社会が少しずつ前進している今だからこそ。

 

未来はきっとやってくる。

 

「いつか、パパやママになりたい」そうしたがん患者さんの想いを尊重し、少しでも「がん患者さんがライフステージに合った選択ができる社会」であるために。

 

私たちは若年白血病患者(血液難病患者)の妊孕性温存支援を継続していきたいと考えています。どうか応援よろしくお願いいたします。

 

私は、「お母さん」にはなれませんでしたが、たくさんの支援を通して
​​​​パパやママになった元患者さんのお子さんたちに囲まれて「おばあちゃん」にしていただきました。

 

 

寄附金の税制控除につきまして

 

本プロジェクト​へのご寄附については、税法上の優遇措置が適用される「寄付控除」対象となります。

 

 

全国骨髄バンク推進連絡協議会のご紹介

 

公的骨髄バンクの早期設立を求め、各地で活動していたボランティア団体が集結して設立。2020年に設立30周年を迎える、血液難病患者さんを支援するために活動を行う団体です。

 

活動の柱は次の4

・骨髄バンク制度の普及啓発と骨髄ドナー募集支援活動

・血液難病患者・家族の支援活動

・骨髄ドナー支援活動

・骨髄バンク及び医療充実の要望活動

 

患者・家族支援活動の一つとして、「 志村大輔基金」「こうのとりマリーン基金」に加えて、「佐藤きち子記念造血細胞移植患者支援基金~移植治療に関する費用を応援~」を運営しています。
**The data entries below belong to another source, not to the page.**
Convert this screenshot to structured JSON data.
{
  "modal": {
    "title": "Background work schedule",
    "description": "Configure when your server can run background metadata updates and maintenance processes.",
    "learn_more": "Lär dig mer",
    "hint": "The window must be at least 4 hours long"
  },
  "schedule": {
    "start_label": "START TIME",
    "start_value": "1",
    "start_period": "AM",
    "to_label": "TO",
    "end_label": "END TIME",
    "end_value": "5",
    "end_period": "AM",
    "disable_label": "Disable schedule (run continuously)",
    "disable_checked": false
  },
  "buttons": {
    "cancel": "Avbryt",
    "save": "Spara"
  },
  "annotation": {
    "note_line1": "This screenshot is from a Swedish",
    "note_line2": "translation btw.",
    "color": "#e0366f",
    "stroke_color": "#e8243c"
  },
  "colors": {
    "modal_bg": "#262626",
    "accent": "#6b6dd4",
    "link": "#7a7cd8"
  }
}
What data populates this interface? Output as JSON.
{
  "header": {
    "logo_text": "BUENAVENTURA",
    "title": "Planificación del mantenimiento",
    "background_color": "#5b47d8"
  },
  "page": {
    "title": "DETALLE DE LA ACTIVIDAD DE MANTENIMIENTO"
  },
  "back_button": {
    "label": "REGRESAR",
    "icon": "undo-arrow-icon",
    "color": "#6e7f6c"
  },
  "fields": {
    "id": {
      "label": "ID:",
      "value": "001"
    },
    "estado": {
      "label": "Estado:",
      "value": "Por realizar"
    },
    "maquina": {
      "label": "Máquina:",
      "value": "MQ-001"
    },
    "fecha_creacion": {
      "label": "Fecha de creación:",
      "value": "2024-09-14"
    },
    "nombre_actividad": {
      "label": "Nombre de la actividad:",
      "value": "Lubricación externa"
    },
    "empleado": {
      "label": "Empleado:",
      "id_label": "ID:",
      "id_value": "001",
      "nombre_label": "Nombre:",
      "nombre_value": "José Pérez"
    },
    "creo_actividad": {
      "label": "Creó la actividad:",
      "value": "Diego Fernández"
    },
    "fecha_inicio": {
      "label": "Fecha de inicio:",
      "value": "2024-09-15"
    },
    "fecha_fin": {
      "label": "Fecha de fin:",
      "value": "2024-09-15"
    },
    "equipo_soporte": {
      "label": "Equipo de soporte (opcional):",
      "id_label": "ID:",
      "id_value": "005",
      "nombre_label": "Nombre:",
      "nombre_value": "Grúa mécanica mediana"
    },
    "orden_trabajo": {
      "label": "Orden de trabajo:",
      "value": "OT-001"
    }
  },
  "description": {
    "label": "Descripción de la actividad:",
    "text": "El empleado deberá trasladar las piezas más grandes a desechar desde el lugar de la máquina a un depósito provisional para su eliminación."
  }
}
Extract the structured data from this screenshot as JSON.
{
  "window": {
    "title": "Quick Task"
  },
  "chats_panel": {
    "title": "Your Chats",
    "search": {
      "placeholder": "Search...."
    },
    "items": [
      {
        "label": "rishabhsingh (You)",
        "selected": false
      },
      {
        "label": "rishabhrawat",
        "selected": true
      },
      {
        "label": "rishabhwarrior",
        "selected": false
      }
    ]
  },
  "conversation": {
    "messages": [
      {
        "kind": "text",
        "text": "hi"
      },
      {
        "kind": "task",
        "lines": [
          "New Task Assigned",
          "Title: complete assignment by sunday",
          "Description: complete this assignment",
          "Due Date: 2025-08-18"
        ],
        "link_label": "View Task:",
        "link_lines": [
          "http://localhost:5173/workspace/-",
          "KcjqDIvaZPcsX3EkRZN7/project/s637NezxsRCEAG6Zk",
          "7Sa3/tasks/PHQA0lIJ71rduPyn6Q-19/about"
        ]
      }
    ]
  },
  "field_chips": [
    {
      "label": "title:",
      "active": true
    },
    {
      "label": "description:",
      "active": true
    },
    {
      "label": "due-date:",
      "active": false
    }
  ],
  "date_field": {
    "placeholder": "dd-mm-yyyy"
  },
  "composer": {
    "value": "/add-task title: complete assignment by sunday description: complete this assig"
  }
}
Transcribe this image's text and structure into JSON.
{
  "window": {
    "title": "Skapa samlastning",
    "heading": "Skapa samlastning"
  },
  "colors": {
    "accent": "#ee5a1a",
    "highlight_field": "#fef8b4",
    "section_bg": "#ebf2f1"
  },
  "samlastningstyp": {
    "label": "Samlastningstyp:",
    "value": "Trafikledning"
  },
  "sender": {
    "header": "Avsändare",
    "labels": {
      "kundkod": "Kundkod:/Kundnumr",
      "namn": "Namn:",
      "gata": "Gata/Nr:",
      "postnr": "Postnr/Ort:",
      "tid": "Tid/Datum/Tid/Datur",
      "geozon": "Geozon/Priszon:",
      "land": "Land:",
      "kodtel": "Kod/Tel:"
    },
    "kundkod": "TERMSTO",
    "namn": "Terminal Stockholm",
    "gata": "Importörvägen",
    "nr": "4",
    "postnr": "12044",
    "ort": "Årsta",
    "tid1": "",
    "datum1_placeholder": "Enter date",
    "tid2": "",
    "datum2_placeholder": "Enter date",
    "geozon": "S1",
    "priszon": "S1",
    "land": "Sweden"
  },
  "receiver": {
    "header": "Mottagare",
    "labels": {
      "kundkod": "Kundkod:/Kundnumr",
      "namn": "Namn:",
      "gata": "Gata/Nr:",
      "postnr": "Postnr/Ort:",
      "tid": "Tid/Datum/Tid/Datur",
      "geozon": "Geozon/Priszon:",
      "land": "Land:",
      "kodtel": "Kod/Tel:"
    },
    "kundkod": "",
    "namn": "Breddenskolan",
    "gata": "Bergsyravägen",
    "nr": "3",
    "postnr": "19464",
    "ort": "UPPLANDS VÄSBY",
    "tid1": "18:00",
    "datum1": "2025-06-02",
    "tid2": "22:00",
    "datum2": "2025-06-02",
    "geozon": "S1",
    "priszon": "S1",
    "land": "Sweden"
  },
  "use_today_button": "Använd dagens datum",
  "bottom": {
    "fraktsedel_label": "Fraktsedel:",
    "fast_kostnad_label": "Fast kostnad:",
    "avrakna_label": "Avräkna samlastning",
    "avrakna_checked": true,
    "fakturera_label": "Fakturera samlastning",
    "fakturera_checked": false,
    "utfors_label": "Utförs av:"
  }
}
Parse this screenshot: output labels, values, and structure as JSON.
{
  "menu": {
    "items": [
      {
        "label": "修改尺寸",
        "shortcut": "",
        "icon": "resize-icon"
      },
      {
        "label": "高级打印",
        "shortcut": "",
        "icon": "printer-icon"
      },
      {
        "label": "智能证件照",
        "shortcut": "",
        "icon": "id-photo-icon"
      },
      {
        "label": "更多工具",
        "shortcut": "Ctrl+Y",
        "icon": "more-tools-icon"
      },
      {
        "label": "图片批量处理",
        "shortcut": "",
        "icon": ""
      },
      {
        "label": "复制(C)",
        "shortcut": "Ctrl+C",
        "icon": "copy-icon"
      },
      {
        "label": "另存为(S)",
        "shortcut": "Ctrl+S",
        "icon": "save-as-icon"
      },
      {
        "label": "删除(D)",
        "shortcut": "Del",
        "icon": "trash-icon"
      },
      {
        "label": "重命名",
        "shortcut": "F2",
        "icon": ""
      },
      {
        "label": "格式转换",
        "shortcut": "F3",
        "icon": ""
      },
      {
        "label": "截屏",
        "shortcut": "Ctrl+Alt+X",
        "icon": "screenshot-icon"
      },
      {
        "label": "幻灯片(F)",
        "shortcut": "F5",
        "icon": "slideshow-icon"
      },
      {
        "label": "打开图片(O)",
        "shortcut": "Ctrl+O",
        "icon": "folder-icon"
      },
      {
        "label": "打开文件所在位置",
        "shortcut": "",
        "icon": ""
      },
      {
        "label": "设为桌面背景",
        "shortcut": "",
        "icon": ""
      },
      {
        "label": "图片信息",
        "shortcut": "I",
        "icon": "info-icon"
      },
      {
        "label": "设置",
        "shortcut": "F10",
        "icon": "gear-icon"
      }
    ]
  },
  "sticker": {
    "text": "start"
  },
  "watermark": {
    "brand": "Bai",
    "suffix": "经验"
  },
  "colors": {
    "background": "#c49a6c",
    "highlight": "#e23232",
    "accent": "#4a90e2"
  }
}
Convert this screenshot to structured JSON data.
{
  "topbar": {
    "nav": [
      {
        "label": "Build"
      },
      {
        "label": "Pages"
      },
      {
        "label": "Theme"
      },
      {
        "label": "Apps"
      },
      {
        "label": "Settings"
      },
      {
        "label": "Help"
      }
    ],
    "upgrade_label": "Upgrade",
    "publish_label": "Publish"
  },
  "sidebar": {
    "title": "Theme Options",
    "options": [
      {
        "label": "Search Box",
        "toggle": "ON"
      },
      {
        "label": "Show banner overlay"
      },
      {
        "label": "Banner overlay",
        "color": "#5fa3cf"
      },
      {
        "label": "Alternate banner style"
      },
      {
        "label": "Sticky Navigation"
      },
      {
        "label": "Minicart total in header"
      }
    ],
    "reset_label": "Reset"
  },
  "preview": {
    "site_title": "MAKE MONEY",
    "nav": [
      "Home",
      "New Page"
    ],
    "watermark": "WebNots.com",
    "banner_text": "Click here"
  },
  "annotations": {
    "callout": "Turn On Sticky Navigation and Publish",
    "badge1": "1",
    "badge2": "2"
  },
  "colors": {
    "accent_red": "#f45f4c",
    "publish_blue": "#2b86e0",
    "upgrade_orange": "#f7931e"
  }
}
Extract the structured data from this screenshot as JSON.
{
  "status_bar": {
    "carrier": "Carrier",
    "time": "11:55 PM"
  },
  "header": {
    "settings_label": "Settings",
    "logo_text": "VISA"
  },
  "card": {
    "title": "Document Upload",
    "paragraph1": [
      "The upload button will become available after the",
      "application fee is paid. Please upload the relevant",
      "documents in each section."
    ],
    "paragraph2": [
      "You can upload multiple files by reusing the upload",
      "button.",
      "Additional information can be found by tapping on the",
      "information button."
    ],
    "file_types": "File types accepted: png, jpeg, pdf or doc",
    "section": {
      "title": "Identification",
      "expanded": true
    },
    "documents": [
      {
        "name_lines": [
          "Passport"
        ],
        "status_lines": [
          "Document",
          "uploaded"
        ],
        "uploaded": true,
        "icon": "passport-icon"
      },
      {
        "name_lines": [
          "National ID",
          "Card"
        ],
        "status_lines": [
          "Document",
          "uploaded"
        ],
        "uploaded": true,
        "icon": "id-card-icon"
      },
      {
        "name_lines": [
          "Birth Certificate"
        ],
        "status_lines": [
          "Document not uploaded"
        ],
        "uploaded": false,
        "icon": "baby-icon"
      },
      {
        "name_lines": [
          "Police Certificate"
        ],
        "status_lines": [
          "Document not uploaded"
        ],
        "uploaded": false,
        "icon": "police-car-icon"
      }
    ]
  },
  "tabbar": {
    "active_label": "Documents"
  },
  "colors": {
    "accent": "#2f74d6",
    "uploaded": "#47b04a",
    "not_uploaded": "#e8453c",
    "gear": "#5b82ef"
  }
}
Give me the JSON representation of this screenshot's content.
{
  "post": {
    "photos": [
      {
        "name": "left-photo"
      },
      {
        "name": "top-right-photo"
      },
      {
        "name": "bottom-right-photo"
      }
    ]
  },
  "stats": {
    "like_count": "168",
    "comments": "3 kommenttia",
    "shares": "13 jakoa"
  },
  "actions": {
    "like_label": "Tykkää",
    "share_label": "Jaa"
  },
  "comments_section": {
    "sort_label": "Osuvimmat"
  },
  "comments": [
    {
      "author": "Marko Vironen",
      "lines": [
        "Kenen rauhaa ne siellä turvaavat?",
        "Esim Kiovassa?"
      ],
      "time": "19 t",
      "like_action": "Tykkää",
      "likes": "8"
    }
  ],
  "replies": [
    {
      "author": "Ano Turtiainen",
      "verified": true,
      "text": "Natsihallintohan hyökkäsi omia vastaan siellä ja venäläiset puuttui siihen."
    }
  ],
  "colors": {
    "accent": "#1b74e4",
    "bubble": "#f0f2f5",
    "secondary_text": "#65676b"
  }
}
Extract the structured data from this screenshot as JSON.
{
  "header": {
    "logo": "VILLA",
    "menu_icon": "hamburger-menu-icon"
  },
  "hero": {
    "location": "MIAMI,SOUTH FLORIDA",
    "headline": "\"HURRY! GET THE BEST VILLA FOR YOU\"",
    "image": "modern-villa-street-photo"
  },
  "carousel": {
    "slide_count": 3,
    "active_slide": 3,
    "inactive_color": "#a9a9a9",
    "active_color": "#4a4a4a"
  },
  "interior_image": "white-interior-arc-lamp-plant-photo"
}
※各基金毎に収入上限などの条件、外部委員による審査があります。

詳細はホームページに掲載しておりますので、お問い合わせください。

 

 

資金使途

 

今回集まったご寄付は、

・若年白血病患者(血液難病患者)の妊孕性温存支援

・骨髄移植(造血幹細胞移植)支援

・分子標的治療薬支援 など患者さんの経済支援 

ほか、血液難病患者さんの支援に使わせていただきます

 

 

プロジェクトメンバーのご紹介

 

■大谷 貴子(全国骨髄バンク推進連絡協議会:顧問)

 

 

2000年からこの活動を始め、ようやく2017年に医療界が動きました!

しかし、また、新たな問題が。

 

妊娠する可能性を残すための精子保存、卵子保存には高額な費用がかかるのです。しかも、全額自費です。保険診療ではありません。

保存費用が足りない、というだけで、パパに、ママになりたい、という夢を絶ってしまうのはあまりにも悲しいです。

 

そこで、今回、クラウドファンディングを開設することにいたしました。

 

今日もどこかで若い世代の方が「白血病です」と告知されています。ショックを受けておられるかもしれませんが、このプロジェクトが、患者さんに治療後の夢を知ってもらえる応援メッセージになりますよう、どうか、応援のほどよろしくお願いいたします。

 

■田中 重勝(全国骨髄バンク推進連絡協議会:理事長/骨髄バンク初のドナー)

 

ドナーは提供した患者さんの未来だけでなく、さらに続く新たな命をも夢見ることが出来るのです。次から次へと続くあらたな命に皆様からのお力をいただきたい。